The film, which has bagged honours in international film festivals, as well as the National and Karnataka state awards, hit screens across the country on June 3. Thithi—a reference to the 12th-day ceremony after a death—is about how three generations of a family deal with the passing on of their 100-year-old patriarch Century Gowda.

“The film isn’t a comedy, but a playful take on the situation; it’s also at the same time realistic and sincere,” says Reddy, who co-wrote the script with Ere Gowda, a former security guard at his house with whom he struck a strong friendship. “I travelled across the state, looking for people who would suit our characters,” says Gowda.
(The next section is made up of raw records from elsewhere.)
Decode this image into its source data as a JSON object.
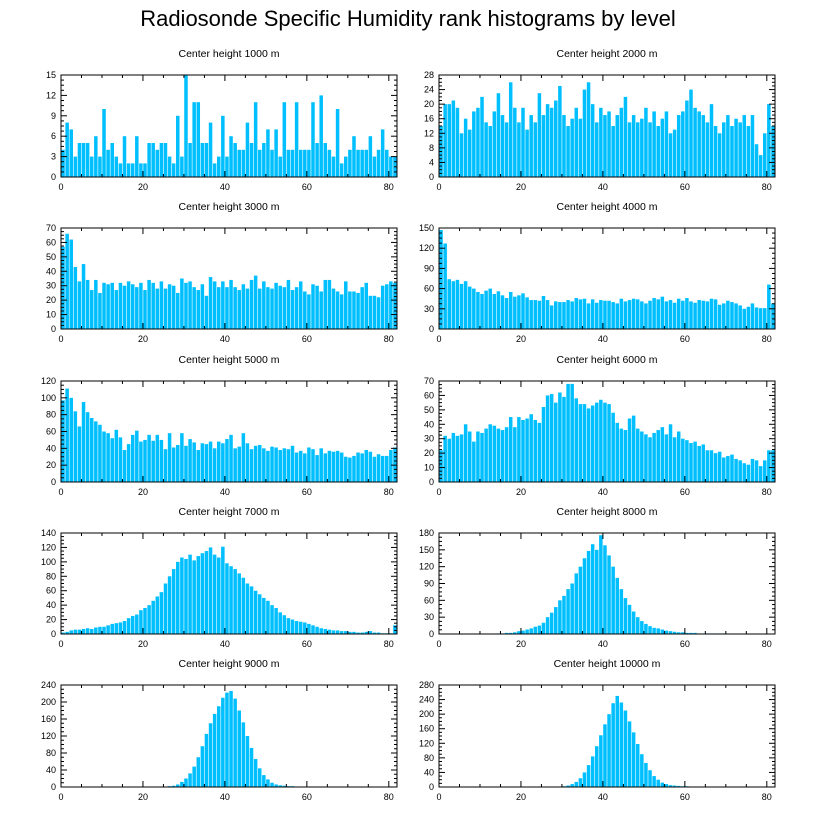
{
  "title": "Radiosonde Specific Humidity rank histograms by level",
  "bar_color": "#00bfff",
  "chart_data": [
    {
      "type": "bar",
      "title": "Center height 1000 m",
      "ylim": [
        0,
        15
      ],
      "yticks": [
        0,
        3,
        6,
        9,
        12,
        15
      ],
      "xticks": [
        0,
        20,
        40,
        60,
        80
      ],
      "xlim": [
        0,
        82
      ],
      "values": [
        4,
        8,
        7,
        3,
        5,
        5,
        5,
        3,
        6,
        3,
        10,
        4,
        5,
        3,
        2,
        6,
        2,
        2,
        6,
        2,
        2,
        5,
        5,
        4,
        5,
        5,
        3,
        2,
        9,
        3,
        15,
        5,
        11,
        11,
        5,
        5,
        8,
        2,
        3,
        9,
        3,
        6,
        5,
        4,
        4,
        8,
        5,
        11,
        4,
        5,
        7,
        4,
        7,
        3,
        11,
        4,
        4,
        11,
        4,
        4,
        4,
        11,
        5,
        12,
        5,
        4,
        3,
        10,
        2,
        3,
        4,
        6,
        4,
        4,
        4,
        6,
        3,
        4,
        7,
        4,
        3,
        3
      ]
    },
    {
      "type": "bar",
      "title": "Center height 2000 m",
      "ylim": [
        0,
        28
      ],
      "yticks": [
        0,
        4,
        8,
        12,
        16,
        20,
        24,
        28
      ],
      "xticks": [
        0,
        20,
        40,
        60,
        80
      ],
      "xlim": [
        0,
        82
      ],
      "values": [
        14,
        20,
        20,
        21,
        19,
        12,
        16,
        13,
        18,
        19,
        22,
        15,
        14,
        18,
        23,
        17,
        15,
        26,
        19,
        15,
        19,
        13,
        17,
        15,
        23,
        17,
        20,
        19,
        21,
        25,
        17,
        14,
        16,
        19,
        16,
        24,
        26,
        20,
        15,
        19,
        17,
        18,
        14,
        17,
        19,
        22,
        15,
        17,
        15,
        16,
        19,
        15,
        18,
        14,
        16,
        18,
        12,
        13,
        17,
        18,
        21,
        24,
        19,
        18,
        17,
        15,
        20,
        14,
        12,
        15,
        17,
        14,
        16,
        15,
        17,
        14,
        17,
        9,
        6,
        12,
        20,
        14
      ]
    },
    {
      "type": "bar",
      "title": "Center height 3000 m",
      "ylim": [
        0,
        70
      ],
      "yticks": [
        0,
        10,
        20,
        30,
        40,
        50,
        60,
        70
      ],
      "xticks": [
        0,
        20,
        40,
        60,
        80
      ],
      "xlim": [
        0,
        82
      ],
      "values": [
        57,
        66,
        62,
        43,
        33,
        45,
        34,
        27,
        34,
        25,
        32,
        31,
        32,
        27,
        32,
        30,
        33,
        31,
        29,
        32,
        27,
        34,
        32,
        28,
        33,
        28,
        31,
        30,
        25,
        35,
        32,
        33,
        29,
        27,
        31,
        23,
        36,
        33,
        29,
        33,
        29,
        34,
        29,
        27,
        31,
        28,
        34,
        37,
        28,
        33,
        29,
        28,
        32,
        30,
        29,
        34,
        27,
        29,
        33,
        26,
        24,
        31,
        30,
        26,
        34,
        34,
        28,
        26,
        24,
        33,
        26,
        26,
        25,
        29,
        32,
        23,
        23,
        22,
        30,
        31,
        33,
        32
      ]
    },
    {
      "type": "bar",
      "title": "Center height 4000 m",
      "ylim": [
        0,
        150
      ],
      "yticks": [
        0,
        30,
        60,
        90,
        120,
        150
      ],
      "xticks": [
        0,
        20,
        40,
        60,
        80
      ],
      "xlim": [
        0,
        82
      ],
      "values": [
        147,
        127,
        74,
        71,
        73,
        67,
        71,
        63,
        60,
        55,
        52,
        57,
        60,
        52,
        56,
        50,
        46,
        55,
        48,
        50,
        53,
        47,
        43,
        43,
        42,
        49,
        43,
        35,
        41,
        40,
        40,
        43,
        41,
        46,
        44,
        45,
        38,
        44,
        39,
        43,
        42,
        42,
        40,
        38,
        45,
        41,
        43,
        45,
        44,
        41,
        38,
        42,
        46,
        44,
        48,
        41,
        43,
        39,
        45,
        42,
        46,
        41,
        39,
        43,
        42,
        41,
        45,
        44,
        36,
        38,
        42,
        40,
        38,
        35,
        30,
        33,
        38,
        32,
        31,
        31,
        66,
        38
      ]
    },
    {
      "type": "bar",
      "title": "Center height 5000 m",
      "ylim": [
        0,
        120
      ],
      "yticks": [
        0,
        20,
        40,
        60,
        80,
        100,
        120
      ],
      "xticks": [
        0,
        20,
        40,
        60,
        80
      ],
      "xlim": [
        0,
        82
      ],
      "values": [
        97,
        111,
        100,
        84,
        66,
        95,
        83,
        76,
        72,
        68,
        60,
        58,
        52,
        62,
        53,
        38,
        45,
        56,
        61,
        48,
        50,
        56,
        49,
        56,
        50,
        39,
        58,
        41,
        44,
        58,
        43,
        51,
        47,
        38,
        46,
        45,
        48,
        40,
        48,
        46,
        51,
        56,
        40,
        42,
        58,
        46,
        39,
        43,
        44,
        40,
        37,
        42,
        41,
        38,
        40,
        39,
        43,
        35,
        37,
        34,
        41,
        39,
        32,
        40,
        34,
        37,
        36,
        37,
        35,
        30,
        29,
        31,
        35,
        34,
        38,
        36,
        30,
        33,
        31,
        31,
        38,
        41
      ]
    },
    {
      "type": "bar",
      "title": "Center height 6000 m",
      "ylim": [
        0,
        70
      ],
      "yticks": [
        0,
        10,
        20,
        30,
        40,
        50,
        60,
        70
      ],
      "xticks": [
        0,
        20,
        40,
        60,
        80
      ],
      "xlim": [
        0,
        82
      ],
      "values": [
        22,
        32,
        30,
        34,
        32,
        33,
        40,
        35,
        28,
        35,
        34,
        37,
        40,
        39,
        37,
        36,
        38,
        45,
        38,
        45,
        43,
        44,
        47,
        43,
        41,
        52,
        60,
        61,
        55,
        62,
        59,
        68,
        68,
        58,
        54,
        54,
        51,
        53,
        55,
        57,
        55,
        54,
        48,
        41,
        37,
        36,
        44,
        46,
        37,
        35,
        33,
        31,
        34,
        36,
        38,
        33,
        40,
        31,
        35,
        30,
        29,
        27,
        28,
        25,
        26,
        22,
        22,
        20,
        21,
        17,
        18,
        19,
        16,
        15,
        13,
        12,
        16,
        15,
        11,
        15,
        22,
        22
      ]
    },
    {
      "type": "bar",
      "title": "Center height 7000 m",
      "ylim": [
        0,
        140
      ],
      "yticks": [
        0,
        20,
        40,
        60,
        80,
        100,
        120,
        140
      ],
      "xticks": [
        0,
        20,
        40,
        60,
        80
      ],
      "xlim": [
        0,
        82
      ],
      "values": [
        2,
        3,
        5,
        6,
        6,
        7,
        8,
        7,
        9,
        10,
        10,
        12,
        14,
        15,
        16,
        18,
        22,
        25,
        27,
        33,
        36,
        40,
        46,
        52,
        58,
        70,
        80,
        90,
        100,
        106,
        104,
        110,
        102,
        108,
        112,
        115,
        120,
        110,
        106,
        121,
        98,
        94,
        90,
        84,
        78,
        70,
        66,
        60,
        55,
        50,
        46,
        40,
        36,
        30,
        26,
        22,
        20,
        18,
        17,
        16,
        14,
        12,
        10,
        8,
        7,
        6,
        5,
        5,
        4,
        4,
        3,
        3,
        2,
        2,
        3,
        4,
        2,
        2,
        1,
        1,
        1,
        12
      ]
    },
    {
      "type": "bar",
      "title": "Center height 8000 m",
      "ylim": [
        0,
        180
      ],
      "yticks": [
        0,
        30,
        60,
        90,
        120,
        150,
        180
      ],
      "xticks": [
        0,
        20,
        40,
        60,
        80
      ],
      "xlim": [
        0,
        82
      ],
      "values": [
        0,
        0,
        0,
        0,
        0,
        0,
        0,
        0,
        0,
        0,
        0,
        0,
        0,
        0,
        1,
        1,
        2,
        2,
        3,
        5,
        6,
        8,
        10,
        13,
        15,
        20,
        30,
        38,
        48,
        60,
        68,
        80,
        90,
        108,
        120,
        135,
        148,
        160,
        150,
        176,
        158,
        140,
        120,
        100,
        80,
        64,
        52,
        40,
        30,
        23,
        18,
        14,
        11,
        10,
        8,
        6,
        5,
        4,
        3,
        3,
        2,
        2,
        2,
        1,
        1,
        1,
        1,
        1,
        1,
        1,
        0,
        0,
        0,
        0,
        0,
        0,
        0,
        0,
        0,
        0,
        0,
        0
      ]
    },
    {
      "type": "bar",
      "title": "Center height 9000 m",
      "ylim": [
        0,
        240
      ],
      "yticks": [
        0,
        40,
        80,
        120,
        160,
        200,
        240
      ],
      "xticks": [
        0,
        20,
        40,
        60,
        80
      ],
      "xlim": [
        0,
        82
      ],
      "values": [
        0,
        0,
        0,
        0,
        0,
        0,
        0,
        0,
        0,
        0,
        0,
        0,
        0,
        0,
        0,
        0,
        0,
        0,
        0,
        0,
        0,
        0,
        0,
        0,
        0,
        1,
        2,
        3,
        6,
        12,
        20,
        32,
        48,
        70,
        96,
        125,
        150,
        172,
        190,
        210,
        222,
        226,
        208,
        180,
        152,
        120,
        92,
        66,
        44,
        28,
        18,
        10,
        6,
        4,
        3,
        2,
        2,
        1,
        1,
        1,
        1,
        1,
        0,
        0,
        0,
        0,
        0,
        0,
        0,
        0,
        0,
        0,
        0,
        0,
        0,
        0,
        0,
        0,
        0,
        0,
        0,
        0
      ]
    },
    {
      "type": "bar",
      "title": "Center height 10000 m",
      "ylim": [
        0,
        280
      ],
      "yticks": [
        0,
        40,
        80,
        120,
        160,
        200,
        240,
        280
      ],
      "xticks": [
        0,
        20,
        40,
        60,
        80
      ],
      "xlim": [
        0,
        82
      ],
      "values": [
        0,
        0,
        0,
        0,
        0,
        0,
        0,
        0,
        0,
        0,
        0,
        0,
        0,
        0,
        0,
        0,
        0,
        0,
        0,
        0,
        0,
        0,
        0,
        0,
        0,
        0,
        0,
        0,
        0,
        1,
        2,
        4,
        8,
        14,
        24,
        40,
        60,
        84,
        112,
        142,
        172,
        200,
        230,
        250,
        232,
        210,
        180,
        150,
        118,
        90,
        66,
        46,
        30,
        20,
        12,
        8,
        5,
        4,
        3,
        2,
        2,
        1,
        1,
        1,
        0,
        0,
        0,
        0,
        0,
        0,
        0,
        0,
        0,
        0,
        0,
        0,
        0,
        0,
        0,
        0,
        0,
        0
      ]
    }
  ]
}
The duo opted to go with non-actors to lend to the script spontaneity. “I would have to alter dialogues for some because they couldn’t remember what I’d originally given them,” says Gowda, who got the state award for best dialogue. Pooja, part of the cast, was honoured with the best supporting actor award, and the banner Prspctvs Productions, started by Reddy and his father, won the first best film award.

Reddy’s directorial is the second Indian film to be feted at Locarno, a good 43 years after Pattabhiraman Reddy’s Samskara, based on late Jnanpeeth awardee U R Ananthamurthy’s novel of the same title. After Locarno, when the film fraternity in Bengaluru demanded when they could watch Thithi, Reddy and Gowda said they had some fine-tuning to do.

“From then to now, it has been a great journey,” says Reddy. “We wanted to tell a story and tell it well, and that such a wide range of jury and audiences have appreciated it only goes to show that it has worked.”

The story evolved when the duo went to Nodegopplu, a village in Mandya district Gowda hails from. There, they came across a group of storytellers.

“We found out that they travel around, telling stories where there has been a death,” says the director. The stories are intended to uplift spirits after 11 days of mourning. “So we decided to follow them,” he adds. The folk artistes make an appearance in the final few minutes of the film.

A Prague School of Film graduate, Reddy also roped in some other friends for the project—his classmate from the Dutch Doron Tempert, as the director of photography, and US-based John Zimmerman for editing.

The duo is planning for an international release, followed by an online one.